A 6th September order of the Delhi High Court in Samsung Electronics Company Ltd. And another v. Mr. S. Sahani [CS(OS) 1603 of 2006] tilts that balance in favour of trademark owners by categorically prohibiting parallel importations. The thirteen page ex parte order which painstakingly elaborates the reasoning for the grant of the injunction makes for very interesting reading.
Some extracts are reproduced below:
“The Plaintiff prays for an intelocutory injunction which, in essence seeks to combat and eradicate parallel importation by third parties into India of products manufactured by the Plaintiff itself, but in China.

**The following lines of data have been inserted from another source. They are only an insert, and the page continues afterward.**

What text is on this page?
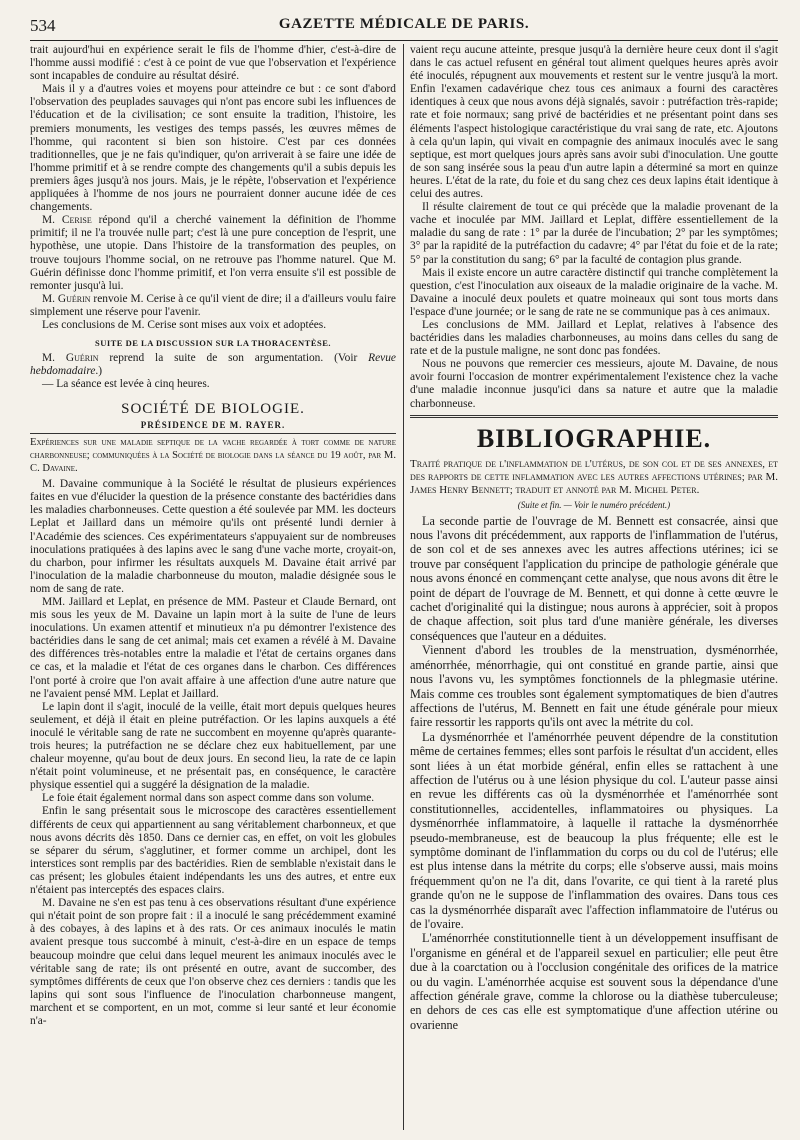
534	GAZETTE MÉDICALE DE PARIS.

trait aujourd'hui en expérience serait le fils de l'homme d'hier, c'est-à-dire de l'homme aussi modifié : c'est à ce point de vue que l'observation et l'expérience sont incapables de conduire au résultat désiré.

Mais il y a d'autres voies et moyens pour atteindre ce but : ce sont d'abord l'observation des peuplades sauvages qui n'ont pas encore subi les influences de l'éducation et de la civilisation; ce sont ensuite la tradition, l'histoire, les premiers monuments, les vestiges des temps passés, les œuvres mêmes de l'homme, qui racontent si bien son histoire. C'est par ces données traditionnelles, que je ne fais qu'indiquer, qu'on arriverait à se faire une idée de l'homme primitif et à se rendre compte des changements qu'il a subis depuis les premiers âges jusqu'à nos jours. Mais, je le répète, l'observation et l'expérience appliquées à l'homme de nos jours ne pourraient donner aucune idée de ces changements.

M. Cerise répond qu'il a cherché vainement la définition de l'homme primitif; il ne l'a trouvée nulle part; c'est là une pure conception de l'esprit, une hypothèse, une utopie. Dans l'histoire de la transformation des peuples, on trouve toujours l'homme social, on ne retrouve pas l'homme naturel. Que M. Guérin définisse donc l'homme primitif, et l'on verra ensuite s'il est possible de remonter jusqu'à lui.

M. Guérin renvoie M. Cerise à ce qu'il vient de dire; il a d'ailleurs voulu faire simplement une réserve pour l'avenir.

Les conclusions de M. Cerise sont mises aux voix et adoptées.

SUITE DE LA DISCUSSION SUR LA THORACENTÈSE.

M. Guérin reprend la suite de son argumentation. (Voir Revue hebdomadaire.)

— La séance est levée à cinq heures.

SOCIÉTÉ DE BIOLOGIE.
PRÉSIDENCE DE M. RAYER.

Expériences sur une maladie septique de la vache regardée à tort comme de nature charbonneuse; communiquées à la Société de biologie dans la séance du 19 août, par M. C. Davaine.

M. Davaine communique à la Société le résultat de plusieurs expériences faites en vue d'élucider la question de la présence constante des bactéridies dans les maladies charbonneuses. Cette question a été soulevée par MM. les docteurs Leplat et Jaillard dans un mémoire qu'ils ont présenté lundi dernier à l'Académie des sciences. Ces expérimentateurs s'appuyaient sur de nombreuses inoculations pratiquées à des lapins avec le sang d'une vache morte, croyait-on, du charbon, pour infirmer les résultats auxquels M. Davaine était arrivé par l'inoculation de la maladie charbonneuse du mouton, maladie désignée sous le nom de sang de rate.

MM. Jaillard et Leplat, en présence de MM. Pasteur et Claude Bernard, ont mis sous les yeux de M. Davaine un lapin mort à la suite de l'une de leurs inoculations. Un examen attentif et minutieux n'a pu démontrer l'existence des bactéridies dans le sang de cet animal; mais cet examen a révélé à M. Davaine des différences très-notables entre la maladie et l'état de certains organes dans ce cas, et la maladie et l'état de ces organes dans le charbon. Ces différences l'ont porté à croire que l'on avait affaire à une affection d'une autre nature que ne l'avaient pensé MM. Leplat et Jaillard.

Le lapin dont il s'agit, inoculé de la veille, était mort depuis quelques heures seulement, et déjà il était en pleine putréfaction. Or les lapins auxquels a été inoculé le véritable sang de rate ne succombent en moyenne qu'après quarante-trois heures; la putréfaction ne se déclare chez eux habituellement, par une chaleur moyenne, qu'au bout de deux jours. En second lieu, la rate de ce lapin n'était point volumineuse, et ne présentait pas, en conséquence, le caractère physique essentiel qui a suggéré la désignation de la maladie.

Le foie était également normal dans son aspect comme dans son volume.

Enfin le sang présentait sous le microscope des caractères essentiellement différents de ceux qui appartiennent au sang véritablement charbonneux, et que nous avons décrits dès 1850. Dans ce dernier cas, en effet, on voit les globules se séparer du sérum, s'agglutiner, et former comme un archipel, dont les interstices sont remplis par des bactéridies. Rien de semblable n'existait dans le cas présent; les globules étaient indépendants les uns des autres, et entre eux n'étaient pas interceptés des espaces clairs.

M. Davaine ne s'en est pas tenu à ces observations résultant d'une expérience qui n'était point de son propre fait : il a inoculé le sang précédemment examiné à des cobayes, à des lapins et à des rats. Or ces animaux inoculés le matin avaient presque tous succombé à minuit, c'est-à-dire en un espace de temps beaucoup moindre que celui dans lequel meurent les animaux inoculés avec le véritable sang de rate; ils ont présenté en outre, avant de succomber, des symptômes différents de ceux que l'on observe chez ces derniers : tandis que les lapins qui sont sous l'influence de l'inoculation charbonneuse mangent, marchent et se comportent, en un mot, comme si leur santé et leur économie n'a-

vaient reçu aucune atteinte, presque jusqu'à la dernière heure ceux dont il s'agit dans le cas actuel refusent en général tout aliment quelques heures après avoir été inoculés, répugnent aux mouvements et restent sur le ventre jusqu'à la mort. Enfin l'examen cadavérique chez tous ces animaux a fourni des caractères identiques à ceux que nous avons déjà signalés, savoir : putréfaction très-rapide; rate et foie normaux; sang privé de bactéridies et ne présentant point dans ses éléments l'aspect histologique caractéristique du vrai sang de rate, etc. Ajoutons à cela qu'un lapin, qui vivait en compagnie des animaux inoculés avec le sang septique, est mort quelques jours après sans avoir subi d'inoculation. Une goutte de son sang insérée sous la peau d'un autre lapin a déterminé sa mort en quinze heures. L'état de la rate, du foie et du sang chez ces deux lapins était identique à celui des autres.

Il résulte clairement de tout ce qui précède que la maladie provenant de la vache et inoculée par MM. Jaillard et Leplat, diffère essentiellement de la maladie du sang de rate : 1° par la durée de l'incubation; 2° par les symptômes; 3° par la rapidité de la putréfaction du cadavre; 4° par l'état du foie et de la rate; 5° par la constitution du sang; 6° par la faculté de contagion plus grande.

Mais il existe encore un autre caractère distinctif qui tranche complètement la question, c'est l'inoculation aux oiseaux de la maladie originaire de la vache. M. Davaine a inoculé deux poulets et quatre moineaux qui sont tous morts dans l'espace d'une journée; or le sang de rate ne se communique pas à ces animaux.

Les conclusions de MM. Jaillard et Leplat, relatives à l'absence des bactéridies dans les maladies charbonneuses, au moins dans celles du sang de rate et de la pustule maligne, ne sont donc pas fondées.

Nous ne pouvons que remercier ces messieurs, ajoute M. Davaine, de nous avoir fourni l'occasion de montrer expérimentalement l'existence chez la vache d'une maladie inconnue jusqu'ici dans sa nature et autre que la maladie charbonneuse.

BIBLIOGRAPHIE.

Traité pratique de l'inflammation de l'utérus, de son col et de ses annexes, et des rapports de cette inflammation avec les autres affections utérines; par M. James Henry Bennett; traduit et annoté par M. Michel Peter.

(Suite et fin. — Voir le numéro précédent.)

La seconde partie de l'ouvrage de M. Bennett est consacrée, ainsi que nous l'avons dit précédemment, aux rapports de l'inflammation de l'utérus, de son col et de ses annexes avec les autres affections utérines; ici se trouve par conséquent l'application du principe de pathologie générale que nous avons énoncé en commençant cette analyse, que nous avons dit être le point de départ de l'ouvrage de M. Bennett, et qui donne à cette œuvre le cachet d'originalité qui la distingue; nous aurons à apprécier, soit à propos de chaque affection, soit plus tard d'une manière générale, les diverses conséquences que l'auteur en a déduites.

Viennent d'abord les troubles de la menstruation, dysménorrhée, aménorrhée, ménorrhagie, qui ont constitué en grande partie, ainsi que nous l'avons vu, les symptômes fonctionnels de la phlegmasie utérine. Mais comme ces troubles sont également symptomatiques de bien d'autres affections de l'utérus, M. Bennett en fait une étude générale pour mieux faire ressortir les rapports qu'ils ont avec la métrite du col.

La dysménorrhée et l'aménorrhée peuvent dépendre de la constitution même de certaines femmes; elles sont parfois le résultat d'un accident, elles sont liées à un état morbide général, enfin elles se rattachent à une affection de l'utérus ou à une lésion physique du col. L'auteur passe ainsi en revue les différents cas où la dysménorrhée et l'aménorrhée sont constitutionnelles, accidentelles, inflammatoires ou physiques. La dysménorrhée inflammatoire, à laquelle il rattache la dysménorrhée pseudo-membraneuse, est de beaucoup la plus fréquente; elle est le symptôme dominant de l'inflammation du corps ou du col de l'utérus; elle est plus intense dans la métrite du corps; elle s'observe aussi, mais moins fréquemment qu'on ne l'a dit, dans l'ovarite, ce qui tient à la rareté plus grande qu'on ne le suppose de l'inflammation des ovaires. Dans tous ces cas la dysménorrhée disparaît avec l'affection inflammatoire de l'utérus ou de l'ovaire.

L'aménorrhée constitutionnelle tient à un développement insuffisant de l'organisme en général et de l'appareil sexuel en particulier; elle peut être due à la coarctation ou à l'occlusion congénitale des orifices de la matrice ou du vagin. L'aménorrhée acquise est souvent sous la dépendance d'une affection générale grave, comme la chlorose ou la diathèse tuberculeuse; en dehors de ces cas elle est symptomatique d'une affection utérine ou ovarienne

The case set up is that although the products are genuine, they are not meant for Indian markets inter alia, for their sale does not strictly conform to Indian laws and regulations…”
And then, very interestingly,
“It is common knowledge that multinational corporations have made a conscious preference to establish their manufacturing units in countries where a large percentage of the products leave from the ‘back door’ and thence for purveyance in the ‘grey market’. Countries not connected with the manufacturing process (such as India in the present case) whose economies have not received any economic benefit; are expected to expend their resources to fight malpractices to which they are not privy. It also places an added and heavy burden on the Indian judicial system, already staggering under the weight of an exponential increase in litigation, not adequately matched by a corresponding increase in the strength of judges, to fight an illegality in another country
The Judge evaluates the appropriateness of the Chinese laws in the aforesaid backdrop with the observation
“It appears that Section 3 of the Customs Regulation of Intellectual Property Rights forbids the import or export of goods that infringe property rights protected by Chinese laws. However, there is prevailing doubt over whether “infringing goods” will include parallely imported goods, as has been expressed in ‘Exhaustion and Parallel Imports in China’ a research supported by the National Natural Science Foundation of China
Consequently the Judge relies on Sections 29, 30 and 140 of the Indian Trademarks Act and Article 50 of TRIPS to conclude that the Indian legal regime permits an interpretation of the term ‘infringement’ to mean ‘parallel importation’ and grants an ex parte ad interim injunction against the Defendants from dealing in grey market ink cartridges and toners of the Plaintiff.
Needless to say, the members of the trade are up in arms on the issue and have been making fairly heated remarks to the press; it remains to be seen if it ultimately results in an actual contest in the courts.